The UN Guiding Principles (GPs) on Business and Human Rights have emerged as the global framework for preventing and addressing human rights risks resulting from business activities. Endorsed by the UN Human Rights Council in June 2011, the Guiding Principles establish clarity in three main areas:
The state duty to protect human rights, through appropriate policies, regulation and adjudication.
The corporate responsibility to respect human rights, by acting with due diligence to avoid infringing on human rights and addressing adverse impacts.
The need for access to effective remedy, both judicial and non-judicial, for public and private sector related abuse.
For many global ICT companies, a major corporate responsibility priority at present focusses on how to apply the second of these (“the corporate responsibility to respect”) through a proactive approach to human rights due diligence.
However, ICT companies are faced with challenges when determining how to undertake human rights due diligence in ways that effectively and accurately identify risks to rights holders. Principle 18 of the GPs is important in this context, providing high-level direction for how companies should engage with human rights stakeholders.
It is notable that Principle 18 starts from the assumption that businesses should understand stakeholder perspectives by “consulting them directly”, and that alternatives such as “independent expert sources” and “others from civil society” are referenced for situations where direct consultation with stakeholders is not possible.
Engaging with rights holders directly is a highly feasible activity for many companies in many scenarios—a manufacturing company engaging with employees on labor rights in the workplace for example, or a mining company engaging with local communities on sensitive issues such as land rights. While by no means simple, these scenarios benefit from tried and tested stakeholder engagement methodologies.
In the ICT industry however, some of the most important human rights impacts arise not from company operations or supply chains (though impacts do occur there, of course) but from the use of company products, services, technologies and applications by billions of individual users.

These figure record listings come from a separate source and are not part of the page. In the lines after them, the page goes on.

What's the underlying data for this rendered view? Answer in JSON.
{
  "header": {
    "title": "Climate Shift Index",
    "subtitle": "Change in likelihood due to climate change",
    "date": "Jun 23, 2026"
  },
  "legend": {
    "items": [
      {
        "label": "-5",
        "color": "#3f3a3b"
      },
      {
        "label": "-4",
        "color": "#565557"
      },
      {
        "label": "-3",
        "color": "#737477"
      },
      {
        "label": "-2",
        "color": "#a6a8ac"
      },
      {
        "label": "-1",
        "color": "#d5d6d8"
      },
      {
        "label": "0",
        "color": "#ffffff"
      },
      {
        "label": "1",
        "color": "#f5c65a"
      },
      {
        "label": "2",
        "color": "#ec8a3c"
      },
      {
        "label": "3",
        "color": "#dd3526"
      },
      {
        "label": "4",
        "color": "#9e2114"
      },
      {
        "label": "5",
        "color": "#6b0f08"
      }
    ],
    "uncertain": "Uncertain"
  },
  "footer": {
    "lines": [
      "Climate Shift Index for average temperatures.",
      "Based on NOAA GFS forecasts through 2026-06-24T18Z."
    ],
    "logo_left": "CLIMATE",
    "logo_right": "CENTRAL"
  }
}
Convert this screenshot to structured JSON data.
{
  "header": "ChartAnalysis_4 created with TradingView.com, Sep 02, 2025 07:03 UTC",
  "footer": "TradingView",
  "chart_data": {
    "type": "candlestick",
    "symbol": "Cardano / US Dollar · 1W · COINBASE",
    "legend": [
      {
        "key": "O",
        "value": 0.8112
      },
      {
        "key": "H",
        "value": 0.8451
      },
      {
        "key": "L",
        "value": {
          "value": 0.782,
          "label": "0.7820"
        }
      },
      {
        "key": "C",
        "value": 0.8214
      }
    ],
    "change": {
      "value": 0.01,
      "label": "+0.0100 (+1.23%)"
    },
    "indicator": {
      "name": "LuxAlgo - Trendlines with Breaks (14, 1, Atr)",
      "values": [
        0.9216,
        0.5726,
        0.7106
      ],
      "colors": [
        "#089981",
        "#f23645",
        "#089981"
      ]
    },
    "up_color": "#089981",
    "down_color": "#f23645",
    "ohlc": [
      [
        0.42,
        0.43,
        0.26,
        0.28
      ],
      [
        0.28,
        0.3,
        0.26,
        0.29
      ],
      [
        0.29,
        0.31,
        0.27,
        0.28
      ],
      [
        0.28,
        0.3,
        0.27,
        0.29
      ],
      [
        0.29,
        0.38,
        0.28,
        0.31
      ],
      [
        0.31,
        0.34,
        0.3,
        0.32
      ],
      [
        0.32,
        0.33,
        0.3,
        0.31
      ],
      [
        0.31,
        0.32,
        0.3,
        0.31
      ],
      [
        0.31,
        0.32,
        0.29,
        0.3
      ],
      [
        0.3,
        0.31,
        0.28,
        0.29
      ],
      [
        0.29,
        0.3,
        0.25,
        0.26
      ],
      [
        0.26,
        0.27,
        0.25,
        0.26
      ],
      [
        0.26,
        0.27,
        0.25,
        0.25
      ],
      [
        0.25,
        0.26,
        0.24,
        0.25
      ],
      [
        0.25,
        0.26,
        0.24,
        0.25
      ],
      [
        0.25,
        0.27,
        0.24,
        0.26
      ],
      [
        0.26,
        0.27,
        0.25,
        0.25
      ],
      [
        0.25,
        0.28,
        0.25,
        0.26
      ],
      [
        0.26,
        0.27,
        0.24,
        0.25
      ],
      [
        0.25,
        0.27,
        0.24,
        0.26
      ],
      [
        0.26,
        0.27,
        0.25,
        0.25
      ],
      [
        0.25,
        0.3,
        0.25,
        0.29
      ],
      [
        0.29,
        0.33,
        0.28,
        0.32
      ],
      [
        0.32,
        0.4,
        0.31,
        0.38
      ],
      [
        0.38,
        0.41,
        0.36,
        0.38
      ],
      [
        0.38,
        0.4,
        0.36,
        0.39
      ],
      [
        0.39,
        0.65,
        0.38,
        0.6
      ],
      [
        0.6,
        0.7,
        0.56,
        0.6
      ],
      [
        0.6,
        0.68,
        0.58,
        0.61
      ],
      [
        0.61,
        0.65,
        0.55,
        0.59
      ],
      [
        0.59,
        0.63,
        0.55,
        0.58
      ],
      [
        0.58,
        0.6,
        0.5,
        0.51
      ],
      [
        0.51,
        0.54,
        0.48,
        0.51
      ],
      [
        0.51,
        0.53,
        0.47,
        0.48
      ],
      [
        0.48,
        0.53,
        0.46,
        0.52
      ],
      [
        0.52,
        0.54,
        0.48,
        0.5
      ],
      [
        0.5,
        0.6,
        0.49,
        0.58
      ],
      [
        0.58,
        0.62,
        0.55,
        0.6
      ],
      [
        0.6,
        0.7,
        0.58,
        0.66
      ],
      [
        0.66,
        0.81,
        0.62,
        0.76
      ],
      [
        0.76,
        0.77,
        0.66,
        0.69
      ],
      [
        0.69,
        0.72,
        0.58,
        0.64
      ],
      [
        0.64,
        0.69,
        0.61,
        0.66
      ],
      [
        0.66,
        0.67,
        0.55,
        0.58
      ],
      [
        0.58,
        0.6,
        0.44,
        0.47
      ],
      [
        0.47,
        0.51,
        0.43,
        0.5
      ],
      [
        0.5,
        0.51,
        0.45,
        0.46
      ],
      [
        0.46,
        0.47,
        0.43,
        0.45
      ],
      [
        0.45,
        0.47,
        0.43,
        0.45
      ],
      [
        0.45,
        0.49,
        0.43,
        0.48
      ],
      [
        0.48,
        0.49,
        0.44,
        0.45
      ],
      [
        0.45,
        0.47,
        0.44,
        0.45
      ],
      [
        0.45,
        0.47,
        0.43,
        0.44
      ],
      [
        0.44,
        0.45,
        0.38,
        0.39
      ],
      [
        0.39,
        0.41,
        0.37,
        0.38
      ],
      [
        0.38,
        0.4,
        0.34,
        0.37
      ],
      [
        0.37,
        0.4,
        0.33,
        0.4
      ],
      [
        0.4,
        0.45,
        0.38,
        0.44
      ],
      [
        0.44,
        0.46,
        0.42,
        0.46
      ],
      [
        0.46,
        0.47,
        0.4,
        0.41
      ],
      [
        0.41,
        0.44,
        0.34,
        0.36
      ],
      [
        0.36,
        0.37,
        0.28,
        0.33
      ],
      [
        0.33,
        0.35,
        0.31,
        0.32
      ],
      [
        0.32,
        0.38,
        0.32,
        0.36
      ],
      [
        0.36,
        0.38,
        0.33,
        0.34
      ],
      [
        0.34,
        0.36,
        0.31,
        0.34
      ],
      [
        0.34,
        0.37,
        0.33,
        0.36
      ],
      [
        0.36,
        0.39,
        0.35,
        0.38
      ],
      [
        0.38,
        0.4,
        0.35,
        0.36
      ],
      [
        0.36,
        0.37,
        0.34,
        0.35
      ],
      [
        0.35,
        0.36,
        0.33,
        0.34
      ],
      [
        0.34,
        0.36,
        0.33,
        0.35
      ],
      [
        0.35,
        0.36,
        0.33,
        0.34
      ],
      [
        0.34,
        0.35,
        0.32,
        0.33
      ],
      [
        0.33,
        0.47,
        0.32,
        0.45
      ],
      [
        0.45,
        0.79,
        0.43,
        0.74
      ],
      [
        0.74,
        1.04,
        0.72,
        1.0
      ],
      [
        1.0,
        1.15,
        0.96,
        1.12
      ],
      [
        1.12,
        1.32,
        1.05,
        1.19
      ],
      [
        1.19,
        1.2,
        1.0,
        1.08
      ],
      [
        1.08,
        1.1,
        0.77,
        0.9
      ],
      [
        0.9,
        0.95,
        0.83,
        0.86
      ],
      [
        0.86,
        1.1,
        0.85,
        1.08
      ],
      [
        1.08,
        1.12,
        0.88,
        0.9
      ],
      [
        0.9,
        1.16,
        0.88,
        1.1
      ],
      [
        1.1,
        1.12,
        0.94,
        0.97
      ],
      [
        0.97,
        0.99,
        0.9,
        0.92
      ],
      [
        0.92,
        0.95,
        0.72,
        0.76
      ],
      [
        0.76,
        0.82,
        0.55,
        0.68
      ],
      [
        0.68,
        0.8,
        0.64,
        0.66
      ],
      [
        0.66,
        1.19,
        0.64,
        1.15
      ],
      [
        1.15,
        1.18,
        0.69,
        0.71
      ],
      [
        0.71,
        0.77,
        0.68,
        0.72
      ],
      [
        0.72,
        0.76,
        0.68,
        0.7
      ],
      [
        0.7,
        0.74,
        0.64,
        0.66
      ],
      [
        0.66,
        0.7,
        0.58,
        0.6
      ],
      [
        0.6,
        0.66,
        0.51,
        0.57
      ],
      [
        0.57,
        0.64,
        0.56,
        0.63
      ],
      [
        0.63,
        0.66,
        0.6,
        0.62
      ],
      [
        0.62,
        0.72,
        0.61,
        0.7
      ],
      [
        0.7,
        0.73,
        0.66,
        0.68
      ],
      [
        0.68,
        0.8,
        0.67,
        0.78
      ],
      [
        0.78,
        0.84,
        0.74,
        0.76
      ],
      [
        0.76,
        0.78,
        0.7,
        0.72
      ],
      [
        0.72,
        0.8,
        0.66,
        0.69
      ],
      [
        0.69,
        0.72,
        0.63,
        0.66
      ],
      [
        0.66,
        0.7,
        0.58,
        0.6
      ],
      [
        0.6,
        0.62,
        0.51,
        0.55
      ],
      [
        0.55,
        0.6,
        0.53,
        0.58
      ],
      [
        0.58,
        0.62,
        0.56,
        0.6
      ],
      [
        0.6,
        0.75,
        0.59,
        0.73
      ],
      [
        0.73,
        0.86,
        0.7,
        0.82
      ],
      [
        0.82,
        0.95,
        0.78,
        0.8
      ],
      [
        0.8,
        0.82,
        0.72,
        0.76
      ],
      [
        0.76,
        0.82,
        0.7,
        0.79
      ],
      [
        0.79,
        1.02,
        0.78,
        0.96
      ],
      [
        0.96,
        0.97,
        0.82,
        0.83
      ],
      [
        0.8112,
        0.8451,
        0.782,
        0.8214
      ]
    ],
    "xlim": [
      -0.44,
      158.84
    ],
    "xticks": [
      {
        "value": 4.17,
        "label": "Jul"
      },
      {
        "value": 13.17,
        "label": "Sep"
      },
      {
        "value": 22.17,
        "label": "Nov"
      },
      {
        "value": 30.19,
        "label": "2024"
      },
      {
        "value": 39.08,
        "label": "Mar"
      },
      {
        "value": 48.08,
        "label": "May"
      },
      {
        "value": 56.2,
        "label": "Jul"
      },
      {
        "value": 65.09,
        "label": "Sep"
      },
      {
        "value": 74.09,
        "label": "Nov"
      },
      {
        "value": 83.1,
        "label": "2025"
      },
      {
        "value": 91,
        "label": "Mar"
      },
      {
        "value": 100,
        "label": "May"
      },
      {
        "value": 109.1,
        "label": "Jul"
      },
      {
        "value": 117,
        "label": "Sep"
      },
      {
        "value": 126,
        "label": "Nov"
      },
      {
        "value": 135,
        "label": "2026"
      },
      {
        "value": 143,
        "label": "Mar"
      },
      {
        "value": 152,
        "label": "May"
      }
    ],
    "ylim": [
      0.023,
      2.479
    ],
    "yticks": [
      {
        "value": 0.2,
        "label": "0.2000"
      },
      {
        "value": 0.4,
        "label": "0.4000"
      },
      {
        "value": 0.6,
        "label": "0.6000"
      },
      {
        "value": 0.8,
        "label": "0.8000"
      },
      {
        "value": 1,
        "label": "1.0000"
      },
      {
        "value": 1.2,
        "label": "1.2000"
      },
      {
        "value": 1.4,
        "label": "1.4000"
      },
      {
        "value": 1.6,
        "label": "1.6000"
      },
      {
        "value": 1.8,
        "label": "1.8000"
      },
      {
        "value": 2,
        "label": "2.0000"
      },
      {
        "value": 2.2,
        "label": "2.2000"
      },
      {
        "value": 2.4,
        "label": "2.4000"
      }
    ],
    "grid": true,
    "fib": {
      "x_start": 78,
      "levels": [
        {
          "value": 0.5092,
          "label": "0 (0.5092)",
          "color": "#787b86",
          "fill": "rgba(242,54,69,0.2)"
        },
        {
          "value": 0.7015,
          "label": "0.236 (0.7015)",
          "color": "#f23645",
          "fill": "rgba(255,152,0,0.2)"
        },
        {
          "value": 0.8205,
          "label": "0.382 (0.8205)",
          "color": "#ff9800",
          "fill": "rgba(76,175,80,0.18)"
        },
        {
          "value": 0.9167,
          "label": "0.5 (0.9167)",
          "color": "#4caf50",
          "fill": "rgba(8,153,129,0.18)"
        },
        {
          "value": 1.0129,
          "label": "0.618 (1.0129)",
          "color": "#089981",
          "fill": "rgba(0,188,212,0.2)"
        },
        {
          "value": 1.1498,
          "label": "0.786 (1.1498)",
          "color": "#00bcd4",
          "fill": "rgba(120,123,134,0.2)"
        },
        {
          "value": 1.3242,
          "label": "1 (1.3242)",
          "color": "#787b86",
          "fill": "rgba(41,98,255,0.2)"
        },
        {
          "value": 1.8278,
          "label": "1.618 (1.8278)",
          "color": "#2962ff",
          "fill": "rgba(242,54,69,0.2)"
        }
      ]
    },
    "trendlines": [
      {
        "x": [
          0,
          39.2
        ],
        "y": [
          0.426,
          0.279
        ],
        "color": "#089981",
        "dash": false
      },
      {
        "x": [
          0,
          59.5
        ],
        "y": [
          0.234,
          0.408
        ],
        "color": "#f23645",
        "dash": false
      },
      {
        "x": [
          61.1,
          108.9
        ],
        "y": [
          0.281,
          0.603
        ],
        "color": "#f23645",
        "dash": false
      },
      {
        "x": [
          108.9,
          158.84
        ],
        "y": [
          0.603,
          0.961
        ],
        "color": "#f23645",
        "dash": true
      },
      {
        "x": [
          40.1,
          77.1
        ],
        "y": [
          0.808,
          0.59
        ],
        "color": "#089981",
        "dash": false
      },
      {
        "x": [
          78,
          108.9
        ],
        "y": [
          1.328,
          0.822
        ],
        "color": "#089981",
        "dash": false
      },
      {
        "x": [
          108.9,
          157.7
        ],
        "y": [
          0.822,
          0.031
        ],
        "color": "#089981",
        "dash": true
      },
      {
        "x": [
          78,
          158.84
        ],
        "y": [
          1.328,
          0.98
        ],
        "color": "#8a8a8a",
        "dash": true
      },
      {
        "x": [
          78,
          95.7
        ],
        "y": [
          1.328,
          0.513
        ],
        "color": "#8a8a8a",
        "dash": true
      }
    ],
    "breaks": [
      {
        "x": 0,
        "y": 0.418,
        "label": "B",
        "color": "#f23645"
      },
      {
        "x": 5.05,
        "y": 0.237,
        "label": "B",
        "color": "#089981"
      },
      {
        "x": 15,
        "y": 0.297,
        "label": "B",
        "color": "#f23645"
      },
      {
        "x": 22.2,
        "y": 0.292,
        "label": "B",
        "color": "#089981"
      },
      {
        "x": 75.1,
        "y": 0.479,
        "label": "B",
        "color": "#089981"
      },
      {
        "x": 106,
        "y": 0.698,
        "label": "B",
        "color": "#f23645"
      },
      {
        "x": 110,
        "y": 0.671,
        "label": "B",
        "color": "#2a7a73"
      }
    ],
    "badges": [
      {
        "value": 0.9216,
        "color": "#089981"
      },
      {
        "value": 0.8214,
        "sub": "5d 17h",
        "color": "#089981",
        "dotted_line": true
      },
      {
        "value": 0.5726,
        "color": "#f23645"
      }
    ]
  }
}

This creates a somewhat unique human rights challenge for the industry: how can a single company consult directly with rights holders when they have hundreds of millions (or even billions) of them?
As part of Microsoft’s commitment to the Guiding Principles and in keeping with the mission of our Technology and Human Rights Center, we have embarked on a series of insightful discussions on the topic of “From Guiding Principles and Beyond”. During these, we focus on the important topic of stakeholders engagement in human rights due diligence by ICT companies.
I was honored to facilitate a terrific discussion on January 28th in Microsoft’s Executive Briefing Center in Brussels with representatives attending from the European Commission, the Council of Europe, Civil society groups like CDT (Center for Democracy for Technology), CSR Europe and Institute for Human rights, and industry representatives from Apple, Yahoo, NSN, Telenor and Telefonica.
Two similar discussions were held the following day in Microsoft’s Berlin Policy Center with a broad range of key stakeholder attending from over 50 organizations.
Another discussion will take place during the RightsCon Summit next week in San Francisco.
The value of these discussions is three-fold.
First, they provide insights into practical challenges and real-life solutions for stakeholder engagement on some of the most important human rights issues for the ICT industry.
Second, the conversations generate new perspectives to inform the future direction and implementation of the GPs that further enhance their applicability by business and impact on the realization of human rights.
Third, the themes and comments emerging help guide effective stakeholder engagement in the ICT industry.
The insights provided will be used in preparing a White Paper (to be finalized and issued later this spring) that hopefully ICT sector companies will find useful as they work to meet their responsibility to consult directly with rights holders when they have hundreds of millions (or even billions) of them.